Procès Delisle: un meurtre déguisé en suicide, persiste la Couronne

(Québec) L'ex-juge Jacques Delisle a tué sa femme alors qu'il avait atteint les limites de son rôle d'aidant naturel et étant un homme «capable de tromper», il a déguisé la scène du meurtre en suicide.

C'est du moins l'interprétation qui a été soumise, jeudi, au jury pendant la plaidoirie de la Couronne. Le procureur Steve Magnan a exposé les différents facteurs qui, selon lui, ont mené l'ancien juge à tirer une balle dans la tête de Nicole Rainville le 12 novembre 2009.

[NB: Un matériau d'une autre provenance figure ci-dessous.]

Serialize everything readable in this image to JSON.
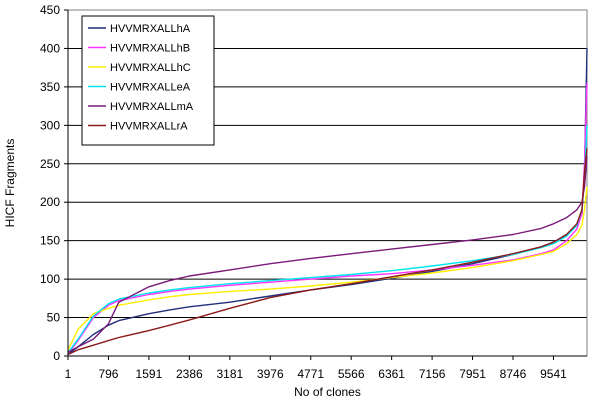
{
  "chart_data": {
    "type": "line",
    "title": "",
    "xlabel": "No of clones",
    "ylabel": "HICF Fragments",
    "xlim": [
      1,
      10200
    ],
    "ylim": [
      0,
      450
    ],
    "yticks": [
      0,
      50,
      100,
      150,
      200,
      250,
      300,
      350,
      400,
      450
    ],
    "xticks": [
      1,
      796,
      1591,
      2386,
      3181,
      3976,
      4771,
      5566,
      6361,
      7156,
      7951,
      8746,
      9541
    ],
    "xtick_labels": [
      "1",
      "796",
      "1591",
      "2386",
      "3181",
      "3976",
      "4771",
      "5566",
      "6361",
      "7156",
      "7951",
      "8746",
      "9541"
    ],
    "grid": "horizontal",
    "legend_position": "top-left",
    "series": [
      {
        "name": "HVVMRXALLhA",
        "color": "#1f2f7a",
        "x": [
          1,
          200,
          500,
          796,
          1000,
          1591,
          2000,
          2386,
          3181,
          3976,
          4771,
          5566,
          6361,
          7156,
          7951,
          8746,
          9300,
          9541,
          9800,
          10000,
          10100,
          10150,
          10200
        ],
        "values": [
          2,
          12,
          28,
          40,
          46,
          55,
          60,
          64,
          70,
          78,
          86,
          93,
          101,
          110,
          120,
          132,
          142,
          148,
          158,
          170,
          185,
          240,
          400
        ]
      },
      {
        "name": "HVVMRXALLhB",
        "color": "#ff33ff",
        "x": [
          1,
          200,
          500,
          796,
          1000,
          1591,
          2000,
          2386,
          3181,
          3976,
          4771,
          5566,
          6361,
          7156,
          7951,
          8746,
          9300,
          9541,
          9800,
          10000,
          10100,
          10150,
          10200
        ],
        "values": [
          3,
          20,
          50,
          66,
          72,
          80,
          84,
          87,
          92,
          96,
          100,
          104,
          107,
          112,
          118,
          125,
          133,
          138,
          150,
          165,
          185,
          250,
          355
        ]
      },
      {
        "name": "HVVMRXALLhC",
        "color": "#ffee00",
        "x": [
          1,
          200,
          500,
          796,
          1000,
          1591,
          2000,
          2386,
          3181,
          3976,
          4771,
          5566,
          6361,
          7156,
          7951,
          8746,
          9300,
          9541,
          9800,
          10000,
          10100,
          10150,
          10200
        ],
        "values": [
          8,
          35,
          55,
          62,
          66,
          73,
          77,
          80,
          84,
          87,
          91,
          96,
          102,
          108,
          115,
          124,
          132,
          136,
          146,
          158,
          170,
          190,
          220
        ]
      },
      {
        "name": "HVVMRXALLeA",
        "color": "#00e5ee",
        "x": [
          1,
          200,
          500,
          796,
          1000,
          1591,
          2000,
          2386,
          3181,
          3976,
          4771,
          5566,
          6361,
          7156,
          7951,
          8746,
          9300,
          9541,
          9800,
          10000,
          10100,
          10150,
          10200
        ],
        "values": [
          4,
          22,
          52,
          68,
          74,
          82,
          86,
          89,
          94,
          98,
          102,
          106,
          111,
          117,
          124,
          132,
          141,
          146,
          156,
          170,
          190,
          230,
          300
        ]
      },
      {
        "name": "HVVMRXALLmA",
        "color": "#7a1a7a",
        "x": [
          1,
          200,
          500,
          796,
          1000,
          1591,
          2000,
          2386,
          3181,
          3976,
          4771,
          5566,
          6361,
          7156,
          7951,
          8746,
          9300,
          9541,
          9800,
          10000,
          10100,
          10150,
          10200
        ],
        "values": [
          5,
          12,
          22,
          42,
          70,
          90,
          98,
          104,
          112,
          120,
          127,
          133,
          139,
          145,
          151,
          158,
          166,
          172,
          180,
          190,
          200,
          220,
          260
        ]
      },
      {
        "name": "HVVMRXALLrA",
        "color": "#8b1a1a",
        "x": [
          1,
          200,
          500,
          796,
          1000,
          1591,
          2000,
          2386,
          3181,
          3976,
          4771,
          5566,
          6361,
          7156,
          7951,
          8746,
          9300,
          9541,
          9800,
          10000,
          10100,
          10150,
          10200
        ],
        "values": [
          2,
          8,
          14,
          20,
          24,
          33,
          40,
          47,
          62,
          76,
          86,
          94,
          103,
          112,
          122,
          133,
          142,
          148,
          158,
          172,
          190,
          240,
          270
        ]
      }
    ]
  }
}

Me Magnan a rappelé que la vie du couple Delisle-Rainville avait basculé en avril 2007, lorsque la femme de 71 ans a été terrassée par un accident vasculaire cérébral qui l'a laissée paralysée du côté droit du corps. Au moment de prendre sa retraite en avril 2009, Jacques Delisle, qui avait toujours profité d'une «vie professionnelle stimulante», est alors tombé «aux services de sa femme à temps plein». Cela mettait fin à ses journées passées en compagnie de sa secrétaire qui était devenue sa maîtresse, ainsi qu'à sa «vie mondaine et prestigieuse», a relaté Me Magnan.

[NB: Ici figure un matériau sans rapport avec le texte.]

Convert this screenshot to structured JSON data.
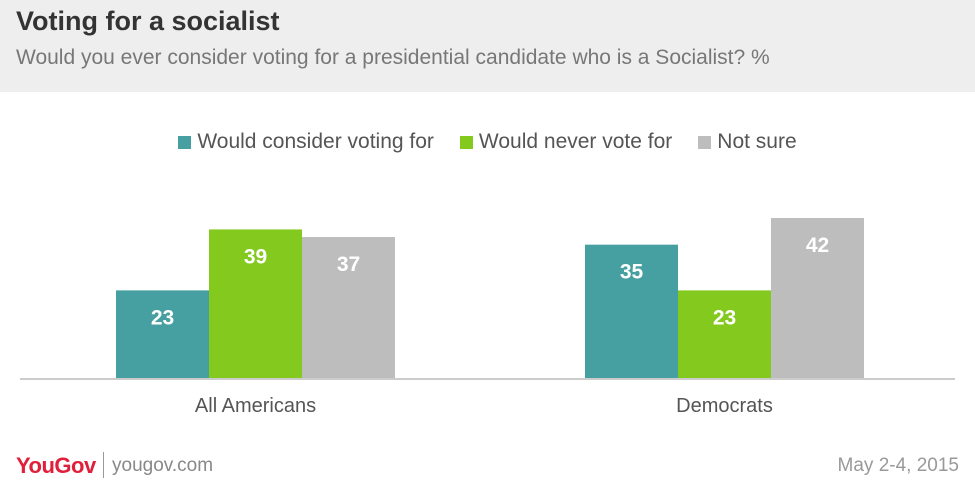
{
  "header": {
    "title": "Voting for a socialist",
    "subtitle": "Would you ever consider voting for a presidential candidate who is a Socialist? %"
  },
  "footer": {
    "logo": "YouGov",
    "site": "yougov.com",
    "date": "May 2-4, 2015"
  },
  "chart_data": {
    "type": "bar",
    "title": "Voting for a socialist",
    "subtitle": "Would you ever consider voting for a presidential candidate who is a Socialist? %",
    "categories": [
      "All Americans",
      "Democrats"
    ],
    "series": [
      {
        "name": "Would consider voting for",
        "color": "#469fa0",
        "values": [
          23,
          35
        ]
      },
      {
        "name": "Would never vote for",
        "color": "#84c91e",
        "values": [
          39,
          23
        ]
      },
      {
        "name": "Not sure",
        "color": "#bdbdbd",
        "values": [
          37,
          42
        ]
      }
    ],
    "ylim": [
      0,
      42
    ],
    "legend": "top-center",
    "grid": false,
    "data_labels": true
  }
}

De plus, le juge nouvellement retraité était en parfaite forme, avait des projets de voyage et il avait les moyens de les réaliser. Le procureur a alors suggéré aux 12 jurés qu'il était «tellement plus simple» pour l'ancien magistrat de tuer sa femme. «Si Nicole meurt, ses projets de vie vont être réalisables», a déduit Me Magnan, après avoir rappelé que dans les jours qui ont précédé la mort de Mme Rainville, Jacques Delisle avait demandé à son amante d'envisager leur vie commune.

La Couronne est également d'avis que le jury doit douter de la sincérité de l'ex-juge, puisqu'il a trompé son entourage en gardant sa liaison secrète avec sa secrétaire.

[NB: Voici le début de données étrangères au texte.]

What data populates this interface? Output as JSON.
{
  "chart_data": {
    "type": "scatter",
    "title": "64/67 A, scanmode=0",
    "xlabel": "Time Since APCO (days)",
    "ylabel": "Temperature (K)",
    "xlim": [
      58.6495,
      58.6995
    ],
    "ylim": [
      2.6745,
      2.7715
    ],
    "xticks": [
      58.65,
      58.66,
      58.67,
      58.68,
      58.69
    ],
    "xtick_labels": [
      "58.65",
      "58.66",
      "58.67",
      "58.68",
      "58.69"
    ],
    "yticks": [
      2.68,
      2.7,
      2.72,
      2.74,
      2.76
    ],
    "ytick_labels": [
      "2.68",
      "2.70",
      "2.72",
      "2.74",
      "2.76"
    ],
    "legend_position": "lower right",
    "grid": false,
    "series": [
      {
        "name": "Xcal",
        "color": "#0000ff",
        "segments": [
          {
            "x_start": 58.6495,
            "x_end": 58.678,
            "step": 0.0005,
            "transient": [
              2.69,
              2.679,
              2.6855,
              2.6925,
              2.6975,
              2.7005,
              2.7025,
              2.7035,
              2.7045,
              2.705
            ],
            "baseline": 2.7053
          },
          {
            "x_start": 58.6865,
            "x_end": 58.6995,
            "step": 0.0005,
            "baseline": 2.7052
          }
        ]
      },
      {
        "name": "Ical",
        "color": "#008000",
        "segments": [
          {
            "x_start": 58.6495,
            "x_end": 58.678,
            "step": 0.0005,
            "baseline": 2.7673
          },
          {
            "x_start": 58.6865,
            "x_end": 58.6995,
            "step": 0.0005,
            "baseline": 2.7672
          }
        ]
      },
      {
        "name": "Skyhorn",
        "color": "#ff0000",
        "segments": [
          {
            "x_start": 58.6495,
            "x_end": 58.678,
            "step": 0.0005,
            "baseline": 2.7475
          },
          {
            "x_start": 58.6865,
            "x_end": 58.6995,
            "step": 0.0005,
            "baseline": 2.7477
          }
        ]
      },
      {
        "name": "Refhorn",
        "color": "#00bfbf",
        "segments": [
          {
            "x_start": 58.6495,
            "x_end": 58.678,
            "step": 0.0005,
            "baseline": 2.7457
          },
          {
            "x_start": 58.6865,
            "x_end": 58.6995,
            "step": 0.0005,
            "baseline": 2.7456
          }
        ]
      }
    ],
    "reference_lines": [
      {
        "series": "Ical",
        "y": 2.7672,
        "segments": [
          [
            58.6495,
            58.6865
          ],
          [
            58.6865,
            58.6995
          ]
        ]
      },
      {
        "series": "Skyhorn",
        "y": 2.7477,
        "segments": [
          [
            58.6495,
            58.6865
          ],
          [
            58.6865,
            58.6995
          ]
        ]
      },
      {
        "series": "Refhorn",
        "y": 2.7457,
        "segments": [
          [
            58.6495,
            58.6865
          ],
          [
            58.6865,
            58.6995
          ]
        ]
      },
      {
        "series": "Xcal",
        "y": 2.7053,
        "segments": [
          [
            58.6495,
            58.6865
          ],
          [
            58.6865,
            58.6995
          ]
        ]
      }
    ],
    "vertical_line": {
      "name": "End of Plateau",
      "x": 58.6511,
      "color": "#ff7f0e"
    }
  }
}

Me Steve Magnan a ensuite décortiqué l'attitude de M. Delisle le jour du drame. Il a laissé entendre que l'accusé avait tenté d'«orienter» le travail des policiers, notamment en retirant le chargeur de l'arme et en se présentant comme un juge à la retraite. Dans les mêmes circonstances, «est-ce que quelqu'un dirait qu'il est électricien à la retraite?» s'est interrogé le procureur.

Un «ramassis d'histoires»

Me Magnan a aussi jugé que les témoignages des six proches appelés par la défense constituaient un «ramassis d'histoires» dont le seul but était de faire croire que Nicole Rainville s'était suicidée parce qu'elle avait des idées noires. «J'ai l'impression qu'on a ramassé des bouts d'histoire de témoins sur une période de deux ans et demi, comme si ça avait été seulement ça, la vie de Nicole Rainville», a-t-il illustré. À son avis, il y a une nuance à faire entre les propos suicidaires de Mme Rainville et sa «véritable intention de passer à l'acte».

Du même souffle, il a affirmé que le témoignage du fils de l'accusé, Jean Delisle, ne visait qu'à «endormir» les jurés et à «rehausser la crédibilité de son père». Quant au témoignage d'Anne-Sophie Morency, la petite-fille des époux Delisle, Me Magnan l'a qualifié de simple «copier-coller» de celui de son oncle. Il a d'ailleurs exposé un tableau comparatif qui compilait les sujets et les termes employés de manière identique par les deux témoins.

Le procureur de la Couronne n'a pas non plus ménagé l'expert en balistique de la défense, Vassili Swistounoff. Il l'a soupçonné d'avoir une «restriction mentale à dire la vérité», étant donné qu'il avait multiplié les faux-fuyants dans ses réponses au ministère public. Me Magnan a également rappelé qu'aucune étude sérieuse ne corroborait les conclusions de M. Swistounoff et que celui-ci s'était justifié en prétendant que des auteurs mélangeaient des termes.

Au moment de critiquer le sens du tir défendu par M. Swistounoff, le procureur a comparé les propos bornés de l'expert au célèbre «steak-blé d'Inde-patate». Fait inhabituel, l'avocat de la défense, Me Jacques Larochelle, a interrompu sa plaidoirie pour s'objecter. «On fait du sérieux ici. Je considère que c'est inapproprié», a clamé Me Larochelle, avant que le juge Claude Gagnon lui fasse signe de se taire.

Les plaidoiries étant maintenant conclues, le juge a annoncé qu'il donnera ses directives aux jurés lundi matin, après quoi les quatre femmes et huit hommes seront séquestrés pour entreprendre leurs délibérations.